Two real catches. First, Grafana Cloud requires comfort with Prometheus, PromQL, the Grafana dashboard model, and OpenTelemetry. Teams without this background face a steeper learning curve than Datadog's auto-instrumented agent provides. Second, cardinality discipline is the customer's responsibility. A single metric labelled with a Kubernetes pod name or a request path can produce hundreds of thousands of active series and blow up the bill without warning. Datadog absorbs the first 100 custom metrics per host before any overage applies, which provides a soft cushion that Grafana Cloud's strict per-series billing does not.
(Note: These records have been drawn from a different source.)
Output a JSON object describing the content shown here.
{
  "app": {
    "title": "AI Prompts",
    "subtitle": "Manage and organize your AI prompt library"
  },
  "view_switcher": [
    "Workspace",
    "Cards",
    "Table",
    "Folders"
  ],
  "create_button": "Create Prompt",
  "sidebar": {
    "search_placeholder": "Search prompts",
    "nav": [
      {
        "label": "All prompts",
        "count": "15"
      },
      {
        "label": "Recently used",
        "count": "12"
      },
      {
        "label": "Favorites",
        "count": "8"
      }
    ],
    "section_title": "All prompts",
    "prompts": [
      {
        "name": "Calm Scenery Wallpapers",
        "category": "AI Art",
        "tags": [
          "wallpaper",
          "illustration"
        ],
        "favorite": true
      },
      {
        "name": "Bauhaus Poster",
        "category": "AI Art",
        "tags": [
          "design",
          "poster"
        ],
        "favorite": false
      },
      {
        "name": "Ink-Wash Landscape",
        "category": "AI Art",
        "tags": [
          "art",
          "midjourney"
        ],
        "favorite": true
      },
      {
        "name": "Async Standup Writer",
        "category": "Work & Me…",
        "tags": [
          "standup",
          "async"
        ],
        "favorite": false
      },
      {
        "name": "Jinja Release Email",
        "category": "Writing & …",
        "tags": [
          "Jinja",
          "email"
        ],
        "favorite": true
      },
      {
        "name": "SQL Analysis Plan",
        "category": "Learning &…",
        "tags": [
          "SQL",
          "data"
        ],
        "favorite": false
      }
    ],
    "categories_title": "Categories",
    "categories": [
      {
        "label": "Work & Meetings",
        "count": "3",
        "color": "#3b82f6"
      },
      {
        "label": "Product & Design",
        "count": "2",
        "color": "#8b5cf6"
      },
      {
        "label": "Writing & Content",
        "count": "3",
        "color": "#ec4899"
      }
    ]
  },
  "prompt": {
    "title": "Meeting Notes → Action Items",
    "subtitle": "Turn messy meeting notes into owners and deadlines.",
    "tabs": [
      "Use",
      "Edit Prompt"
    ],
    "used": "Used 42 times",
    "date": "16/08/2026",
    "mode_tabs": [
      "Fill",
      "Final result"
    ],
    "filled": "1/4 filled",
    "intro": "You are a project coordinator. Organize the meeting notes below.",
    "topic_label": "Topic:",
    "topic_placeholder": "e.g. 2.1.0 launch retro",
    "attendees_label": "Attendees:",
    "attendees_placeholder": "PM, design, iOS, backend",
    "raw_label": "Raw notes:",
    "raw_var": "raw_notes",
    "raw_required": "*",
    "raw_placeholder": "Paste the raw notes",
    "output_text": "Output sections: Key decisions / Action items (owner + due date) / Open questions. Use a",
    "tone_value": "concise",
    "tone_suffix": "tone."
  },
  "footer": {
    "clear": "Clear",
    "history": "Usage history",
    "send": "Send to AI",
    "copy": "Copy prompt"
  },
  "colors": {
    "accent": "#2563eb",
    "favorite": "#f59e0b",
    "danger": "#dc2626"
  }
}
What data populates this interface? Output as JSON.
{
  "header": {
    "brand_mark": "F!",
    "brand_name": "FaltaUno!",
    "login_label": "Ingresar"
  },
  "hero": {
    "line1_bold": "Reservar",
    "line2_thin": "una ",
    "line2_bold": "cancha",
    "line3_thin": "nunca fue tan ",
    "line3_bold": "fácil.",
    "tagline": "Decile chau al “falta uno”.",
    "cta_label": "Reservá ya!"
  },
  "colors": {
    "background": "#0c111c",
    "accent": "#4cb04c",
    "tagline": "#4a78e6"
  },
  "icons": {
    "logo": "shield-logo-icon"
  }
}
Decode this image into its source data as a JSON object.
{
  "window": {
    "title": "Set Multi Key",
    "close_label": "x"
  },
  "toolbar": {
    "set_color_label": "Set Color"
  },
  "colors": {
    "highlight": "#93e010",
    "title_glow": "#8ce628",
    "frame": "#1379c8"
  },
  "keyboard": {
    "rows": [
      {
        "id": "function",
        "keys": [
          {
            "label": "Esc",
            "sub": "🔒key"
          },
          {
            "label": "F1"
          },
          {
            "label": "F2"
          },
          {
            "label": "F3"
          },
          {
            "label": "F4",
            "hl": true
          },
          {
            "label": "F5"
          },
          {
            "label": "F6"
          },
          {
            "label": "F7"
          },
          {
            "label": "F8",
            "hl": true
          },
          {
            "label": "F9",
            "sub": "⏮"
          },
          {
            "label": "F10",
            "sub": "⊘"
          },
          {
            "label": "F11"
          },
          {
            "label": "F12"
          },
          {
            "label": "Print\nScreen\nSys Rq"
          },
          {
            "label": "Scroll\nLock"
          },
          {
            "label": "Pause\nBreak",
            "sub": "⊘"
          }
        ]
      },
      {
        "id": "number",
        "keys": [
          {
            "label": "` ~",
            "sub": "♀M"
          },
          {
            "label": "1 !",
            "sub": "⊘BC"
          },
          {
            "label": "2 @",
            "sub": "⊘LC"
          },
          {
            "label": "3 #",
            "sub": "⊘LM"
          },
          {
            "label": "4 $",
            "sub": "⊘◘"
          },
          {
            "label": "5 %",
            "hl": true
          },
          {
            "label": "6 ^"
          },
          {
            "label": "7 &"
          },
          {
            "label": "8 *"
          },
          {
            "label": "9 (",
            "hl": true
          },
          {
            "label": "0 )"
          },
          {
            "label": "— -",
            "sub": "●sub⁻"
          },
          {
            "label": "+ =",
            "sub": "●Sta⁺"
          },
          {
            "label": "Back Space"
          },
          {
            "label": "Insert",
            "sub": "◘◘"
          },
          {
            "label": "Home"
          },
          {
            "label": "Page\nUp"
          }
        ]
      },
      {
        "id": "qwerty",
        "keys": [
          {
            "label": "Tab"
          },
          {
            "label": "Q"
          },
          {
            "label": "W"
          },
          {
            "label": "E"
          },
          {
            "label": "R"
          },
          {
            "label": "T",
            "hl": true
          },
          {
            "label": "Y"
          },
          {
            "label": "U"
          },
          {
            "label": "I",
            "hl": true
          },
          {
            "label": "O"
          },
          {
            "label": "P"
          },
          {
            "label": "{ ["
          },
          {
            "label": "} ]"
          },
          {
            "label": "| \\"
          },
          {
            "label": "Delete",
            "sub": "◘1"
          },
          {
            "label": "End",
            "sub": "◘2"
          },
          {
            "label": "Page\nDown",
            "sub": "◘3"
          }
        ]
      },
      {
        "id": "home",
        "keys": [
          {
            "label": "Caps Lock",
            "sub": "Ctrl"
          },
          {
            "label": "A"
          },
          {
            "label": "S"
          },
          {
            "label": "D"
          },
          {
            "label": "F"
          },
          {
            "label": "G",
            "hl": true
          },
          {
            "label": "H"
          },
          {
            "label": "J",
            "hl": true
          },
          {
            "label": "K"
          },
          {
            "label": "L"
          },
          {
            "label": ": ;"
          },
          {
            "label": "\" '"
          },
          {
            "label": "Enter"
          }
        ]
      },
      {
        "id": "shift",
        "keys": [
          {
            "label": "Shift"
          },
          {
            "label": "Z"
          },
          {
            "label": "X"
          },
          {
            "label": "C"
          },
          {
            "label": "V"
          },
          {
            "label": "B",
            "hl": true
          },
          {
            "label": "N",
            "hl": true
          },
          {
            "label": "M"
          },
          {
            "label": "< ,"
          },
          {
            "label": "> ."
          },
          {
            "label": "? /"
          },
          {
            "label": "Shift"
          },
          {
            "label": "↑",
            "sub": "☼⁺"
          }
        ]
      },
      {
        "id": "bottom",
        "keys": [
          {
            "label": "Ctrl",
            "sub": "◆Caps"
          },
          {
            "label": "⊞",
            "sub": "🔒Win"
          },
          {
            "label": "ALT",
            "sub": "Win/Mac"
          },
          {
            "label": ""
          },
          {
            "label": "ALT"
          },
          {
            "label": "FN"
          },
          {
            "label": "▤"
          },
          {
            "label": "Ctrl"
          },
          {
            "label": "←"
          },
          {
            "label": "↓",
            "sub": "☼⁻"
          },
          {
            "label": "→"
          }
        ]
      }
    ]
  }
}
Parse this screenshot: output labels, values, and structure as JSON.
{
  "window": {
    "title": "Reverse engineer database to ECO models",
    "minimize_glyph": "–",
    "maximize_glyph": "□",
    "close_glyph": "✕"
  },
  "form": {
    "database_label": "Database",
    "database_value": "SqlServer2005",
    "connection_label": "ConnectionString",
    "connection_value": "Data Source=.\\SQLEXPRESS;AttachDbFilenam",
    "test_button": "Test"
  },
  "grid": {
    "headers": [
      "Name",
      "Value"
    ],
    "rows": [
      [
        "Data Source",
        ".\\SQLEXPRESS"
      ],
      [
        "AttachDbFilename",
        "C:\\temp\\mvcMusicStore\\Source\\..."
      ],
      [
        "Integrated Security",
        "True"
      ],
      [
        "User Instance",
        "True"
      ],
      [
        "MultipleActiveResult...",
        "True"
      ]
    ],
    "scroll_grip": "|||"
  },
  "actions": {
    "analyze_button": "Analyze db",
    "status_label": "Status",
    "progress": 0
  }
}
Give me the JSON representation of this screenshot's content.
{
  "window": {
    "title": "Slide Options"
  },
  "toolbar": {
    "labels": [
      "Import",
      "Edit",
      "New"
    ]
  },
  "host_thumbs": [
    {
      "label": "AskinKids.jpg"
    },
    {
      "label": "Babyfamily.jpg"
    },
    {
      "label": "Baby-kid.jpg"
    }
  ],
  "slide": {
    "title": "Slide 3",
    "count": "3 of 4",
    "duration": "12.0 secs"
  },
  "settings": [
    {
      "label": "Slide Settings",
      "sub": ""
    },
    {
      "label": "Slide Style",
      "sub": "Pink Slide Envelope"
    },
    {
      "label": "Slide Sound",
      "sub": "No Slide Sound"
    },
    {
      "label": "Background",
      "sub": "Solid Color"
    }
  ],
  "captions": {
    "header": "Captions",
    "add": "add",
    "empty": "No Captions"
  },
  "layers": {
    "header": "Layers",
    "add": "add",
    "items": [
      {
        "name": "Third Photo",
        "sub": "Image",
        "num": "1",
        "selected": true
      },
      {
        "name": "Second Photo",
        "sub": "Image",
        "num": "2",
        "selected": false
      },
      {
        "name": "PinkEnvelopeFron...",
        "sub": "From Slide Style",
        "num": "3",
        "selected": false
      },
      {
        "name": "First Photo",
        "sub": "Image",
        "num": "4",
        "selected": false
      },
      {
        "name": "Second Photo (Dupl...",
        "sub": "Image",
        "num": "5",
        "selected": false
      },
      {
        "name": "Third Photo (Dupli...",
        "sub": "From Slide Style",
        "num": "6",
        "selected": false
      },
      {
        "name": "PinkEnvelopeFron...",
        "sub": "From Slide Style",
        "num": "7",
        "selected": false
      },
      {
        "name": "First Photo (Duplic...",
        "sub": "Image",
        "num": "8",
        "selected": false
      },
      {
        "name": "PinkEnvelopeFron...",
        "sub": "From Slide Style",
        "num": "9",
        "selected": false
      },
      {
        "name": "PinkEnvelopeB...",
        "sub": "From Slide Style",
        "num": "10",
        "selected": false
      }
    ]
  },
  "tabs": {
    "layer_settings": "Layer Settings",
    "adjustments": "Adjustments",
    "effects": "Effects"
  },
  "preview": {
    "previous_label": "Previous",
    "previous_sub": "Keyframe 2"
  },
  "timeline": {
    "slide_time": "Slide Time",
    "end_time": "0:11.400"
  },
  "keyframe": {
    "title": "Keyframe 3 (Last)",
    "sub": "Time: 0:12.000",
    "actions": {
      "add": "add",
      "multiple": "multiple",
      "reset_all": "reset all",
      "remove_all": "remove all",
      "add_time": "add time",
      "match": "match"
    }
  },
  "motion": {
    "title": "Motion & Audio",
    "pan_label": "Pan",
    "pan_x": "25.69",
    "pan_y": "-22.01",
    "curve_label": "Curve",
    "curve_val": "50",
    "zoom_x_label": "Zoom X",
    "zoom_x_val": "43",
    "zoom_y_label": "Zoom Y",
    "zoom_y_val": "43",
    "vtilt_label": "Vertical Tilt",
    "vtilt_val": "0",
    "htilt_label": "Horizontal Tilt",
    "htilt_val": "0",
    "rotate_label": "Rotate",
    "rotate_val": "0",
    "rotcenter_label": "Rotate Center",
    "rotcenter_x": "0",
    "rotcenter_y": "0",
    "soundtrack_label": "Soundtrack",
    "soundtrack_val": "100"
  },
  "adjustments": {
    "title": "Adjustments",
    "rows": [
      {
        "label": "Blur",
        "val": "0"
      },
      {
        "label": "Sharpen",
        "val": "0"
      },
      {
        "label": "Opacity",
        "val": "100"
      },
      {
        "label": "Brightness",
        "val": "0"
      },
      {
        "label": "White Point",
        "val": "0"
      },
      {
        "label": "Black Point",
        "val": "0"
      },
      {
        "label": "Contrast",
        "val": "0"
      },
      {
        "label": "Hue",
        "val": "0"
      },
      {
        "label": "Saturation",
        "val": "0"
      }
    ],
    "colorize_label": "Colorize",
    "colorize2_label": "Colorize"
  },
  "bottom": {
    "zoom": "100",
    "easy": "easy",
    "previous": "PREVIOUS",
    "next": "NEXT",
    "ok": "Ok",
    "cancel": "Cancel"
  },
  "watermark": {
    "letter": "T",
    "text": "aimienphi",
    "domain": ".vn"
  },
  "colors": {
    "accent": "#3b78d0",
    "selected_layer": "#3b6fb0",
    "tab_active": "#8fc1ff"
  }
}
Does Grafana Cloud have APM?
Yes, through Grafana Tempo for distributed tracing and Pyroscope for continuous profiling. The OpenTelemetry-native approach means instrumentation is OTel SDK based rather than vendor-specific agent based. The maturity is good and improving. Datadog's APM has more pre-built integrations and slightly slicker out-of-the-box dashboards, but Grafana Tempo plus the broader OpenTelemetry ecosystem closes most of the gap and avoids vendor agent lock-in.
What about logs and SIEM?
Grafana Loki indexes labels rather than full text, which makes log storage roughly 5 to 10x cheaper than Splunk-style indexing on equivalent volumes. For SIEM-style workloads (security analytics, threat hunting, compliance reporting), Loki is meaningfully less mature than Splunk Enterprise Security or Elastic Security; teams with serious security analytics needs typically run Loki for application logs and a separate SIEM platform for security data. Datadog has its own Cloud SIEM product line that integrates with Datadog logs, charged separately at premium rates.
When should I pick Datadog instead?
Three cases. First, when the team does not have Prometheus or PromQL comfort and is not willing to invest in building it. Second, when you need specific Datadog add-ons (Database Monitoring, Network Performance Monitoring, CI Visibility) that do not have direct Grafana equivalents. Third, when zero-config auto-instrumentation matters more than vendor independence. For a 10-engineer startup that wants observability working in a day, Datadog is faster to time-to-value. For a 50-engineer platform team building a long-term observability strategy, Grafana Cloud usually wins on cost and architectural fit.
Can I run Prometheus and Grafana myself instead of paying Grafana Cloud?
Yes, and many teams do. Self-hosting Prometheus, Loki, Tempo, and Grafana costs nothing in licence but consumes engineering time for storage scaling, high-availability setup, long-term retention, and on-call rotation for the observability stack itself. A team of three engineers spending one day per week each on observability infrastructure costs roughly $30,000 per month in fully loaded compensation, often more than Grafana Cloud's hosted bill at the same scale. Self-hosted is genuinely cheaper at very small scale (one-engineer teams running open-source Prometheus on a single VM) and at very large scale (enterprises with dedicated observability platform teams). The middle is usually cheaper hosted.